Освободившись во Фримэнтле, не дав мне об этом знать, он заказал винтовку и снаряжение и вернулся в ту же пещеру, в которой его когда-то арестовали. Каким-то образом ему удавалось прокормиться.
К тому времени как мои друзья из Дерби вывели меня к гряде Оскар, где состоялась моя взрослая встреча с Виллемом Баххубером, он создал копию той самой пещеры, своей классной комнаты. Он сделал это исключительно для меня, настаивал он, и это был «чертов геркулесов подвиг». (Спасибо, папа.) При помощи побелки, чернил, палочек и кистей он тщательно воспроизвел «Сагу о капитане Куке» и все карты и анти-карты и диаграммы, которые сообщили ему его ученики. Тут же, на земле Джандамарра, он узнал много историй о тропах Времен Сотворения, и наша первая настоящая встреча, когда мы смогли посидеть вместе, проходила в сокровищнице, в музее, внутри черепной коробки, украшенной голубыми ковчегами, и точками, и линиями.
Я воспринял это как есть – как акт любви, знак доверия.
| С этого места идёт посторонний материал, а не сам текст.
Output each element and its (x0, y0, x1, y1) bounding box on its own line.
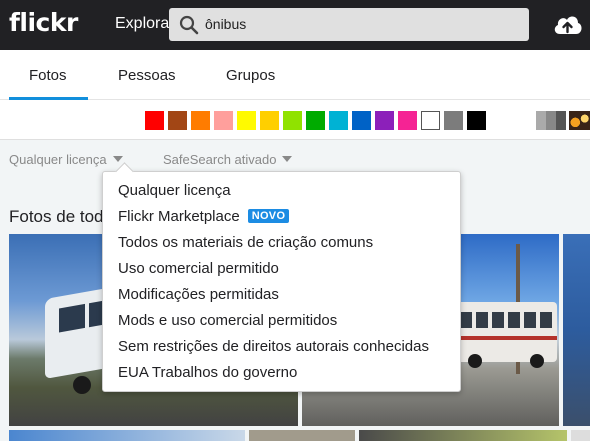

И все же доверие моего отца имело пределы, как я обнаружил, когда наткнулся на заржавевший «пежо» «Редекса», заросший акациями. Регалии «Редекса» все еще можно было разобрать, как и номер 62. Конечно, я обрадовался. Но первым порывом Вилли было задвинуть это подальше. Это никак не было связано с «Редексом». Только несколько дней спустя он признался мне, что именно на этой машине он бежал из Куомби-Даунз.
Почему он не рассказал мне об этом?
Ну, это было неинтересно.
Ржавая развалюха опиралась на крупный выход породы, которая отличалась не только формой, но и тем, что на этой широкой девонской известняковой земле она была богата железом. Это был монолит протяженностью где-то с футбольное поле с гладкими прямыми боками, как лезвие топора или, как я позже подумал, как перевернутый ржавый корабль.
Я был врачом, а не антропологом, но я довольно читал, а потому знал, что такие особые камни часто играли роль в историях Сотворения (или метаморфозах, например). Я имею в виду, что то, что представляется камнем, порой оказывается чем-то большим.
Держа это в уме, я спросил отца, не является ли эта скала в действительности ковчегом пунка-валла. В конце концов, путешествие «пежо» закончилось здесь.
Вилли был не слишком-то веселым человеком, но этот простой вопрос надолго его рассмешил, сверх разумного объяснения. Когда он отдышался и отплевался и отохал, он стал дразнить меня, что я говорю, как белый, несу суеверную чушь. Он постоянно возвращался к этому в последующие дни, пока я наконец-то не заключил, что был прав.
Но что за скала без истории? Без Закона? Без ритуала?
Я верю, что отец собирал эти тайные догматы. Именно они занимали полки в его пещере, так называемые «книги земли», кассеты С90 и С120. Последние были зажеваны и так испортились, что их уже было не спасти, а потому оказались не более интересны «экспертам», чем «книги земли», которые они сочли написанными в период нервного срыва.
У меня есть преимущество: я читал эти «книги земли», которые кажутся мне отнюдь не продуктом нервного срыва, но попыткой Вилли Баххубера сохранить и передать то, что он обнаружил, и в то же время выполнить свои обязательства хранить тайны. Он написал о ковчеге столь откровенно, что я не сразу понял: он имеет в виду не тайное местоположение культа пунка-валла, но скорее свое собрание заметок, дневниковых записей, пленок, сведений о культуре, которой он посвятил жизнь, защищая память от злонамеренного уничтожения. Если мой отец не был понятен, господин профессор, то не потому, что у него был нервный срыв, а потому, что он должен был записать правду и сохранить ее в тайне. То, что может показаться признаками безумия, должно быть понято теми, кто знаком с алхимической литературой, как письмена, функция которых утвердить, что наша родина – чужая земля, на чьем языке мы еще не заслужили права говорить.